Conflicts in the Gulf region will have an impact on the Portuguese economy mainly through prices, and could also put pressure on public accounts, particularly after the shock caused by the storms, economists point out to Lusa.
“The most visible impact of the conflict will be on fuel prices and also electricity”, Ricardo Amaro, lead economist for the Eurozone at Oxford Economics, told Lusa, adding that there are still “several scenarios on the table at the moment”.
The estimate for a barrel of oil is close to 80 dollars in the next quarter, but with a return to January levels in the summer, he noted, “with the annual average remaining at 68 dollars per barrel, just slightly above the 65 dollars predicted by the government in the State Budget”.
Still, there are risks that could increase the effects, depending on the duration of the conflict or the possibility of a more aggressive impact in the short term, “particularly if Iran manages to suspend circulation in the Strait of Hormuz for a prolonged period”, he warned.

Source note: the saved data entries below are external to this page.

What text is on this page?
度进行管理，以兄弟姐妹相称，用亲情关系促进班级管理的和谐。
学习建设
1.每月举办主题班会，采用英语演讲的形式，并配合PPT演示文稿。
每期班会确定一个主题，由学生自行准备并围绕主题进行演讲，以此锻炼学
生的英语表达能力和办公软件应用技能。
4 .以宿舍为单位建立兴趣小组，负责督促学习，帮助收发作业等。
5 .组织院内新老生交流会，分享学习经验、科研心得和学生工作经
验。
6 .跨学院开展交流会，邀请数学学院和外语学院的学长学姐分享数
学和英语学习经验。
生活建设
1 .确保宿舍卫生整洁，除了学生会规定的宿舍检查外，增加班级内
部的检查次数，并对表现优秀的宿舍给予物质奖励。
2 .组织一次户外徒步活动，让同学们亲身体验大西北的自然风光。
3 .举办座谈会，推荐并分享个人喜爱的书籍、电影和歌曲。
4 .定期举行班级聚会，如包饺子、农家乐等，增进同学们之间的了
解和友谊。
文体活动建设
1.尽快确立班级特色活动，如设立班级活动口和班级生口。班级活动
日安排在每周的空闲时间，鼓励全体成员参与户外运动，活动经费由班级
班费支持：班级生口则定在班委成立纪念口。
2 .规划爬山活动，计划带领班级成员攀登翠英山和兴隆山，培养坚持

In addition to energy prices and possible disturbances in supply chains, “there is also a need to consider possible impacts on financial markets and/or consumer and business confidence that could intensify the economic impact of the conflict”, admitted the economist, although noting that the Portuguese economy “has reduced its dependence on oil over time and is today less vulnerable to possible increases in its price”.
Economist Ricardo Ferraz, professor at ISEG and Lusófona, also highlighted to Lusa that “there are high risks that we could be penalized for this war, but everything will depend on its duration”, and a prolonged conflict would lead to accelerations in inflation rates.
“If this inflation proves persistent, this will lead the monetary authorities to increase interest rates again, with a recessive impact on the economy and employment (at a time when the euro zone remains fragile and when the main engines are stubbornly unable to start)”, he noted, which would weigh on the Portuguese economy, when it is still “trying to recover from the shock of the storms, which seriously affected part of our companies, especially in the highly exporting area of Leiria”.
The coordinator of NECEP – Católica Lisbon Forecasting Lab, João Borges de Assunção, pointed out to Lusa that the effect on the Portuguese economy is “mainly via trade balances with abroad, as in the short term it does not seem to pose problems in terms of physical deliveries”.
In analyzing the conflict, Xtb also highlighted that the most immediate macroeconomic impact is on inflation, starting with energy — more expensive fuels and electricity — and quickly spreading to food and, later, to services.”
“If the escalation continues for several months, this pressure on prices could anchor higher inflationary expectations, leading the European Central Bank (ECB) to adopt a more restrictive monetary policy, that is, maintaining or increasing interest rates”, the analysis reads.
With regard to public accounts, Ricardo Amaro pointed out that there are contradictory effects, and “high prices penalize economic activity, but this is partly offset by the effect of inflation that increases VAT and ISP revenues, for example”.
Even so, he assumes that it is “likely to return to deficits in 2026, but more due to the effect of the package announced after the storms at around 1% of GDP”. “But we expect a slight deficit, as the better starting point for 2026 after the better performance than expected in 2025 will partially offset this increase in spending”, he said, noting that there should, even so, be a further decline in the public debt ratio, which will be below the European average in 2026 for the first time since 2004.
Ricardo Ferraz also assumed that maintaining a fiscal surplus in 2026 “has become much more challenging due to the storms, namely their negative economic effects and the support granted”.
“This war now adds even more uncertainty to this outcome, although it is not known how or when it will end. In any case, it does not seem possible to say that a budget surplus scenario is completely ruled out”, he concluded.
João Borges de Assunção signaled, in turn, that the impact on the budget balance “will only be indirect via economic activity and a prolonged period of high prices would be necessary to begin to have a direct material effect”.
The economist considered that it is still possible to end the year with a fiscal surplus, although highlighting that it is “normal for there to be a slight deficit, which does not put the sustainability of public finances at risk.”
There is still a lack of clarification from the Government on the concrete dimension of the reconstruction effort after the storms, to assess the final impact on this year’s budget balance.
Xtb also reported an effect on “increasing state costs in terms of defense and security as military spending or financing of external operations grows.”
“For the Portuguese economy, this could translate into slight pressure on public accounts and a possible need to reorient fiscal priorities, even if the direct impact is limited in relation to the size of the economy”, the analysis reads.